NEW YORK--(United Against Nuclear Iran (UANI) CEO, Ambassador Mark D. Wallace, issued the following statement today in response to the Iranian regime’s threats to stop all of its oil exports if sanctions increase:)--
“The data conclusively shows that the world should not fear the continued reduction - or even the complete removal - of Iranian crude from the global oil market”
The oil markets are no longer subject to the manipulative threats of the Iranian regime. Global oil supply has more than adequately made up for the volatility and decline of Iranian oil sales as Saudi Arabia, Iraq, Libya, and others have met demand. Moreover, speculative traders in the oil markets have long ago factored in the volatility and decrease in Iranian oil sales. Iran’s oil exports have already been cut in half in the past year, falling by one-and-a-half million barrels per day, yet oil prices have not gone up as a result. If Iran were to follow through on its threat to stop exporting its oil, the biggest victim would be the regime itself.
The global oil market is fully capable of withstanding a drop or complete loss of Iranian oil. Iran is supplying only 860,000 barrels of the more than 80 million barrels consumed globally every day, and oil prices fell to a three month low yesterday in spite of the regime’s threats. The negligible impact of the regime’s statements this week on global oil markets, combined with the ongoing collapse of its currency, proves that the regime is losing its tenuous grip on the Iranian economy and the international community was correct in working to curtail Iran’s oil exports.
It is now time to make sanctions even stronger, and truly force the regime’s hand. We call for a full economic blockade on Iran, in order to isolate it from the rest of the world and force it to choose between having a nuclear weapon or having a functioning economy.

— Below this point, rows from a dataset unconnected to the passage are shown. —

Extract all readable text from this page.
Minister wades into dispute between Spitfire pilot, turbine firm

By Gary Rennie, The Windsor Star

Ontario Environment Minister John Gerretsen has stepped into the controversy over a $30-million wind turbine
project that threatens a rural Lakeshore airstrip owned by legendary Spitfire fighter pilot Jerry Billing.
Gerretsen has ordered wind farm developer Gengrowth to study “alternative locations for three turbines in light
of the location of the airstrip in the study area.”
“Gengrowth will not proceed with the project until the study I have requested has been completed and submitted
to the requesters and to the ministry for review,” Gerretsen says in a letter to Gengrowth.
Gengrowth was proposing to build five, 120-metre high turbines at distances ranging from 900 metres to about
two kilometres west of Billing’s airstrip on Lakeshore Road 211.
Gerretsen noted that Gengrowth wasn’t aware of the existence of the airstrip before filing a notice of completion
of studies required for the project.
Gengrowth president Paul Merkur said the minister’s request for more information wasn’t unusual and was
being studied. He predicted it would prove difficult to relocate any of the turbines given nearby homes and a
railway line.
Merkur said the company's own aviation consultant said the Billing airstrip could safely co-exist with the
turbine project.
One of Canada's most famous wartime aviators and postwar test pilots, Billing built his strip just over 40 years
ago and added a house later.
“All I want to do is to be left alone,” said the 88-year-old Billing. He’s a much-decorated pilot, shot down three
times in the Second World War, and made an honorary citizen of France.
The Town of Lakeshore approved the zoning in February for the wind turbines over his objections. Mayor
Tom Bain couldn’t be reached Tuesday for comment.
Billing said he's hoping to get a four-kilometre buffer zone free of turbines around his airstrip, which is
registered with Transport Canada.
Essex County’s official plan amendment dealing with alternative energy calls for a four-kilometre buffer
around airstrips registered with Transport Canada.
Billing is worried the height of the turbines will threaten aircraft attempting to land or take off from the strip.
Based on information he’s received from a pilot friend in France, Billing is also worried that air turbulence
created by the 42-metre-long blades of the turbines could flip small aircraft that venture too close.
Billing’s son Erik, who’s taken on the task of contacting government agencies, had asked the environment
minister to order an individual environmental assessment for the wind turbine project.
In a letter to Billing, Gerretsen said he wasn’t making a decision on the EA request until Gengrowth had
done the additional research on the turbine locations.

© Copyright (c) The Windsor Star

In July, Ambassador Wallace wrote the RealClearWorld.com Op-Ed, “Don’t Fear the Iranian Oil Reaper,” in which he argued that the world’s oil markets could comfortably withstand a loss of Iranian crude.
“The data conclusively shows that the world should not fear the continued reduction - or even the complete removal - of Iranian crude from the global oil market,” Wallace wrote. “Global markets have survived shocks of greater magnitude over the past 10 years, including the loss of production from Iraq during the Second Gulf War, Venezuela during the general strike of 2002-03 and Libya during its recent armed conflict.”